Unfortunately for most Forex traders, they tend to overlook an entire world of potential profit. After all, it’s not just the Euro, the British pound, the Japanese yen, or even the US dollar that people are trading. However, as Forex traders we have a unique insight as to what can move commodities, and most of us don’t even bother trading them!
The US dollar
Keep in mind that one of the biggest drivers of commodities is the value of the US dollar. This is because most commodities are traded in that currency. For example, if you are trying to buy barrels of crude oil, you are going to have to pay for them in US dollars. So if you think about it this way, if the US dollar is very strong in theory it should take less of those US dollars to buy that oil. Conversely, if the value of the US dollar is plummeting, it’s going to take more of those same US dollars to buy oil.
With that being the case, it can give you an idea as to where you could trade crude oil. You could see the same thing about corn, sugar, coffee, and any other commodity that is traded in US dollars. (While there are some markets that allow other currencies to be used to pay for a commodity, you would be hard-pressed to find them.)
Commodities trade just like anything else
Commodities trade very similar to other markets. For example, support and resistance is the same, as well as technical analysis. Since Forex is such a technically driven marketplace, it gives you a bit of a head start when it comes to trading other markets. Forex traders are well known for being some of the most technical in the world, so it makes sense that it translates quite nicely.
Each commodity has a little bit of its own unique personality, but in the end the similarities far outweigh the differences. For example, I find that gold tends to move in $25 increments. Crude oil tends to move in $10 increments. That doesn’t mean that it has to, just that more often than not it will. If you take a chart out, and put lines at those increments, you will see what I mean. $50 means a lot in crude oil, and so does $60. Gold markets are interested in the $1200 level, the $1225 level, the $1250 level, and so on.
Keep in mind that there are a lot of different brokerages that you can use to trade commodities. There are futures brokerages, which of course are highly regulated but they are also very expensive for some traders, as futures markets tend to take much more margin than what you may be used too. If you have a $2000 market you have no business trading futures. However, you can trade contract for difference markets, which are quite often offered by Forex brokers.
The main difference is your account size. Yes, futures markets are very open and transparent, but you also have trouble trading very small positions like you do in the CFD market. It comes down to what you believe fits your personality and more importantly your trading capital when it comes to trading these markets.
Make sure that
firm is regulated, which most of them will be. There are some brokerages that offer futures and Forex, which again, if you have enough money available, then you can take advantage of this situation. Ultimately this is a market that you should be paying attention to, because you already have a head start compared to most new traders.
Your first move
Your first move of course is to open a demo account. Keep in mind that futures brokerages tend to offer limited demos, so you may have to try several. It’s not uncommon for a brokerage to offer a 14 day trial. With that in mind, it does limit the ability to demo. Most CFD brokerage firms offer longer trials. This is because there is a data fee that brokerages get charged from the CME or the CBOT for example.
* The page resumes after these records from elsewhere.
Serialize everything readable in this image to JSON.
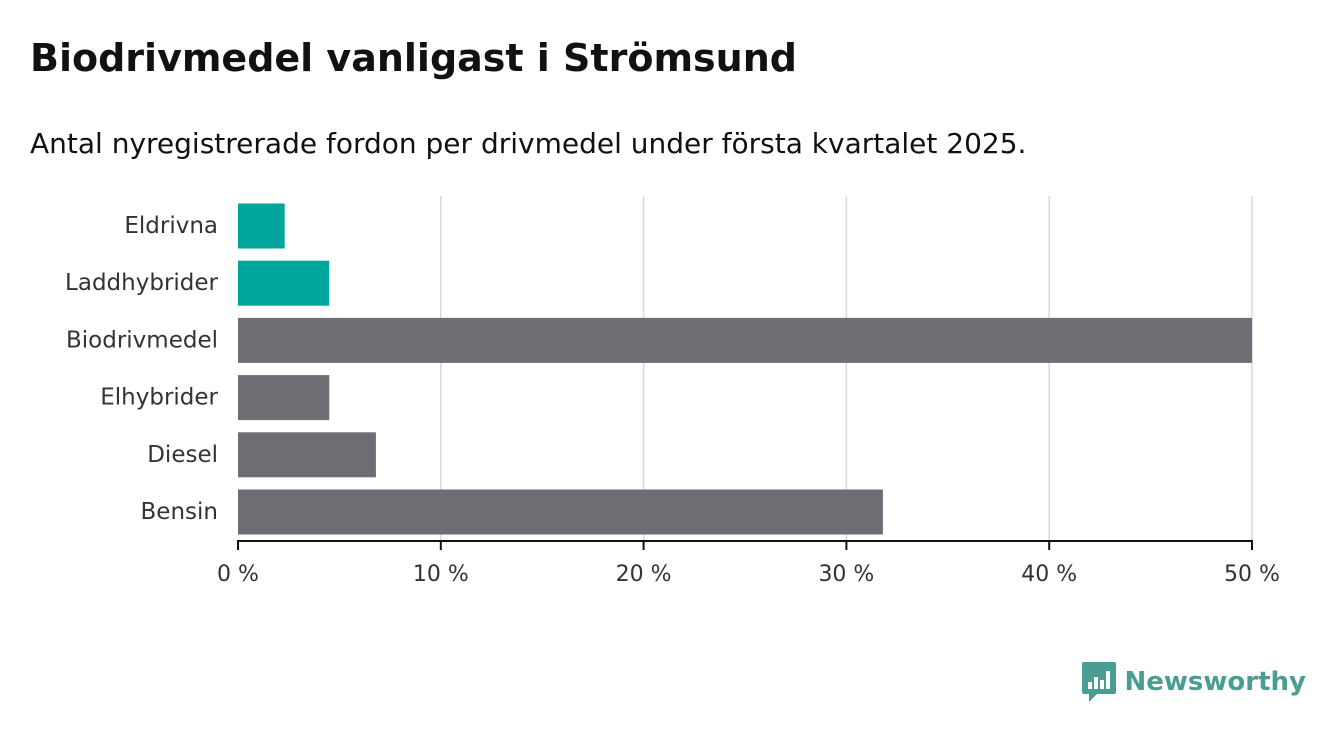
{
  "title": "Biodrivmedel vanligast i Strömsund",
  "subtitle": "Antal nyregistrerade fordon per drivmedel under första kvartalet 2025.",
  "brand": {
    "name": "Newsworthy",
    "icon": "newsworthy-logo-icon",
    "color": "#4a9d92"
  },
  "chart_data": {
    "type": "bar",
    "orientation": "horizontal",
    "categories": [
      "Eldrivna",
      "Laddhybrider",
      "Biodrivmedel",
      "Elhybrider",
      "Diesel",
      "Bensin"
    ],
    "values": [
      2.3,
      4.5,
      50.0,
      4.5,
      6.8,
      31.8
    ],
    "bar_colors": [
      "#00a69c",
      "#00a69c",
      "#6e6d74",
      "#6e6d74",
      "#6e6d74",
      "#6e6d74"
    ],
    "xlim": [
      0,
      50
    ],
    "x_ticks": [
      0,
      10,
      20,
      30,
      40,
      50
    ],
    "x_tick_labels": [
      "0 %",
      "10 %",
      "20 %",
      "30 %",
      "40 %",
      "50 %"
    ],
    "grid": true,
    "legend": "none"
  }
}
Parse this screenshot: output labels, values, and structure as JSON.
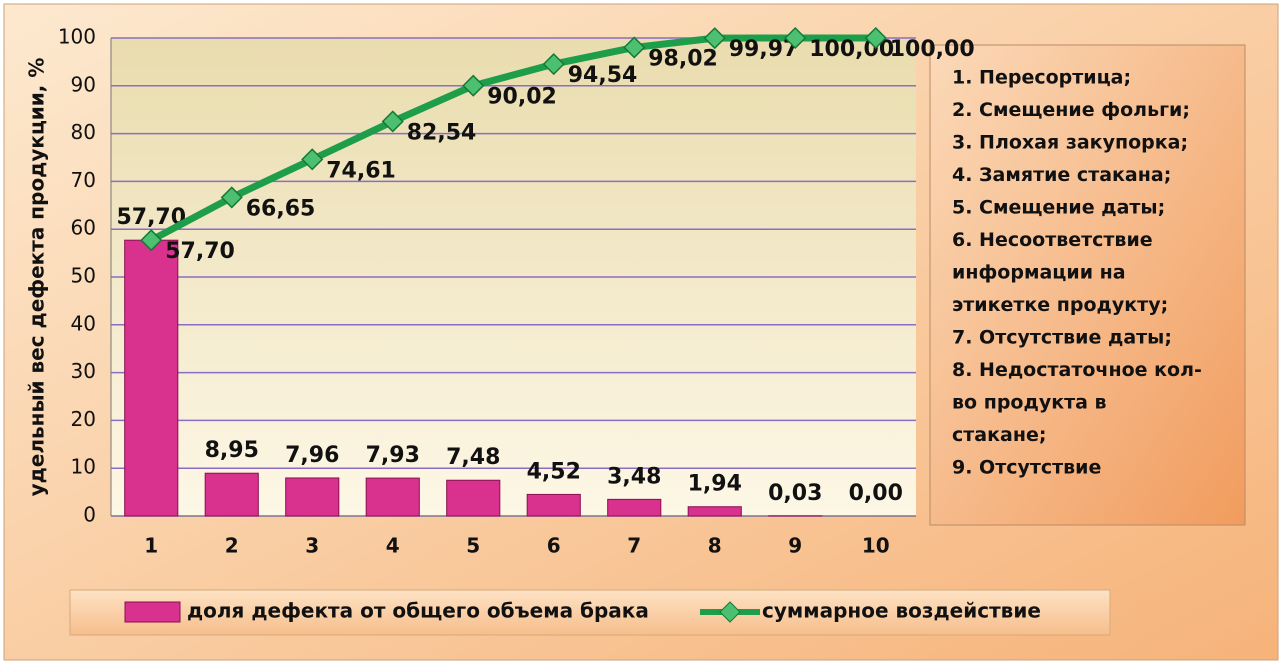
{
  "chart_data": {
    "type": "combo",
    "y_label": "удельный вес дефекта продукции, %",
    "categories": [
      "1",
      "2",
      "3",
      "4",
      "5",
      "6",
      "7",
      "8",
      "9",
      "10"
    ],
    "series": [
      {
        "name": "доля дефекта от общего объема брака",
        "type": "bar",
        "color": "#d8318e",
        "values": [
          57.7,
          8.95,
          7.96,
          7.93,
          7.48,
          4.52,
          3.48,
          1.94,
          0.03,
          0.0
        ],
        "value_labels": [
          "57,70",
          "8,95",
          "7,96",
          "7,93",
          "7,48",
          "4,52",
          "3,48",
          "1,94",
          "0,03",
          "0,00"
        ]
      },
      {
        "name": "суммарное воздействие",
        "type": "line",
        "color": "#1e9e4a",
        "values": [
          57.7,
          66.65,
          74.61,
          82.54,
          90.02,
          94.54,
          98.02,
          99.97,
          100.0,
          100.0
        ],
        "value_labels": [
          "57,70",
          "66,65",
          "74,61",
          "82,54",
          "90,02",
          "94,54",
          "98,02",
          "99,97",
          "100,00",
          "100,00"
        ]
      }
    ],
    "ylim": [
      0,
      100
    ],
    "yticks": [
      0,
      10,
      20,
      30,
      40,
      50,
      60,
      70,
      80,
      90,
      100
    ],
    "grid": true,
    "grid_color": "#8c6cc4",
    "annotations": [
      "1. Пересортица;",
      "2. Смещение фольги;",
      "3. Плохая закупорка;",
      "4. Замятие стакана;",
      "5. Смещение даты;",
      "6. Несоответствие",
      "информации на",
      "этикетке продукту;",
      "7. Отсутствие даты;",
      "8. Недостаточное кол-",
      "во продукта в",
      "стакане;",
      "9. Отсутствие"
    ]
  }
}
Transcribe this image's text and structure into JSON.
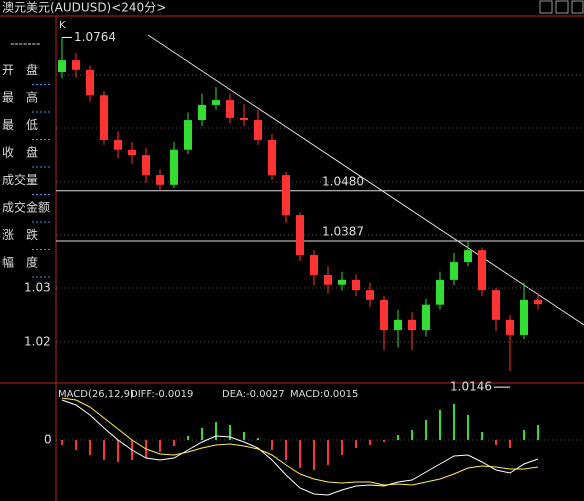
{
  "header": {
    "title": "澳元美元(AUDUSD)<240分>",
    "corner": "K"
  },
  "sidebar": [
    "-------",
    "开　盘",
    "最　高",
    "最　低",
    "收　盘",
    "成交量",
    "成交金额",
    "涨　跌",
    "幅　度"
  ],
  "chart_data": [
    {
      "type": "candlestick",
      "ylim": [
        1.0124,
        1.08
      ],
      "yticks": [
        1.02,
        1.03
      ],
      "up_color": "#33dd33",
      "down_color": "#ff3333",
      "levels": [
        {
          "value": 1.048,
          "label": "1.0480"
        },
        {
          "value": 1.0387,
          "label": "1.0387"
        }
      ],
      "high_label": {
        "value": 1.0764,
        "label": "1.0764"
      },
      "low_label": {
        "value": 1.0146,
        "label": "1.0146"
      },
      "open": [
        1.07,
        1.0722,
        1.0704,
        1.0657,
        1.0574,
        1.0556,
        1.0546,
        1.0509,
        1.0491,
        1.0556,
        1.0611,
        1.0639,
        1.0648,
        1.0615,
        1.0611,
        1.0574,
        1.0509,
        1.0435,
        1.0361,
        1.0324,
        1.0306,
        1.0315,
        1.0296,
        1.0278,
        1.0222,
        1.0241,
        1.0222,
        1.0269,
        1.0315,
        1.0348,
        1.037,
        1.0296,
        1.0241,
        1.0213,
        1.0278
      ],
      "high": [
        1.0764,
        1.0735,
        1.0712,
        1.0665,
        1.059,
        1.057,
        1.056,
        1.052,
        1.057,
        1.0625,
        1.066,
        1.0672,
        1.066,
        1.064,
        1.063,
        1.0585,
        1.0515,
        1.044,
        1.037,
        1.034,
        1.033,
        1.0325,
        1.031,
        1.0285,
        1.026,
        1.0255,
        1.028,
        1.033,
        1.0365,
        1.0387,
        1.0375,
        1.03,
        1.025,
        1.031,
        1.029
      ],
      "low": [
        1.0688,
        1.069,
        1.0645,
        1.0565,
        1.054,
        1.053,
        1.0495,
        1.048,
        1.0485,
        1.0548,
        1.06,
        1.063,
        1.0605,
        1.06,
        1.0565,
        1.05,
        1.042,
        1.035,
        1.0305,
        1.029,
        1.0295,
        1.0285,
        1.0265,
        1.0185,
        1.019,
        1.0185,
        1.021,
        1.026,
        1.0305,
        1.034,
        1.0285,
        1.022,
        1.0146,
        1.0205,
        1.026
      ],
      "close": [
        1.0722,
        1.0704,
        1.0657,
        1.0574,
        1.0556,
        1.0546,
        1.0509,
        1.0491,
        1.0556,
        1.0611,
        1.0639,
        1.0648,
        1.0615,
        1.0611,
        1.0574,
        1.0509,
        1.0435,
        1.0361,
        1.0324,
        1.0306,
        1.0315,
        1.0296,
        1.0278,
        1.0222,
        1.0241,
        1.0222,
        1.0269,
        1.0315,
        1.0348,
        1.037,
        1.0296,
        1.0241,
        1.0213,
        1.0278,
        1.027
      ]
    },
    {
      "type": "macd",
      "title": "MACD(26,12,9)",
      "indicator_labels": [
        "DIFF:-0.0019",
        "DEA:-0.0027",
        "MACD:0.0015"
      ],
      "ylim": [
        -0.0061,
        0.0054
      ],
      "yticks": [
        0
      ],
      "hist_up_color": "#33dd33",
      "hist_down_color": "#ff3333",
      "histogram": [
        -0.0005,
        -0.001,
        -0.0015,
        -0.002,
        -0.0022,
        -0.002,
        -0.0018,
        -0.0012,
        -0.0006,
        0.0004,
        0.0012,
        0.0018,
        0.0015,
        0.0008,
        0.0002,
        -0.001,
        -0.002,
        -0.0028,
        -0.003,
        -0.0025,
        -0.0015,
        -0.0008,
        -0.0005,
        -0.0002,
        0.0005,
        0.001,
        0.002,
        0.003,
        0.0036,
        0.0025,
        0.0008,
        -0.0005,
        -0.0008,
        0.001,
        0.0015
      ],
      "series": [
        {
          "name": "DIFF",
          "color": "#ffffff",
          "values": [
            0.004,
            0.0035,
            0.0025,
            0.0012,
            0.0,
            -0.001,
            -0.0018,
            -0.002,
            -0.0018,
            -0.001,
            -0.0002,
            0.0004,
            0.0003,
            -0.0002,
            -0.0008,
            -0.002,
            -0.0035,
            -0.0048,
            -0.0054,
            -0.0055,
            -0.005,
            -0.0046,
            -0.0045,
            -0.0046,
            -0.0042,
            -0.004,
            -0.0032,
            -0.0024,
            -0.0016,
            -0.0015,
            -0.0022,
            -0.003,
            -0.0033,
            -0.0024,
            -0.0019
          ]
        },
        {
          "name": "DEA",
          "color": "#ffee55",
          "values": [
            0.0042,
            0.004,
            0.0033,
            0.0022,
            0.0011,
            0.0,
            -0.0009,
            -0.0014,
            -0.0015,
            -0.0012,
            -0.0008,
            -0.0005,
            -0.0004,
            -0.0006,
            -0.0009,
            -0.0015,
            -0.0025,
            -0.0034,
            -0.0039,
            -0.0042,
            -0.0043,
            -0.0042,
            -0.0042,
            -0.0045,
            -0.0044,
            -0.0045,
            -0.0042,
            -0.0039,
            -0.0034,
            -0.0028,
            -0.0026,
            -0.0027,
            -0.0029,
            -0.0029,
            -0.0027
          ]
        }
      ]
    }
  ]
}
By taking the time to demo trade, you can eliminate a lot of the pain associated with the learning curve. However, if you are a technical trader, its likely that it won’t take you long to adjust to these markets. You will find that some are more technical than others, for example gold and oil. At the end of the day, there are a lot of opportunities out there for traders to profit, and by entering the commodities sector, you are adding yet another tool to your tool box when it comes to investing.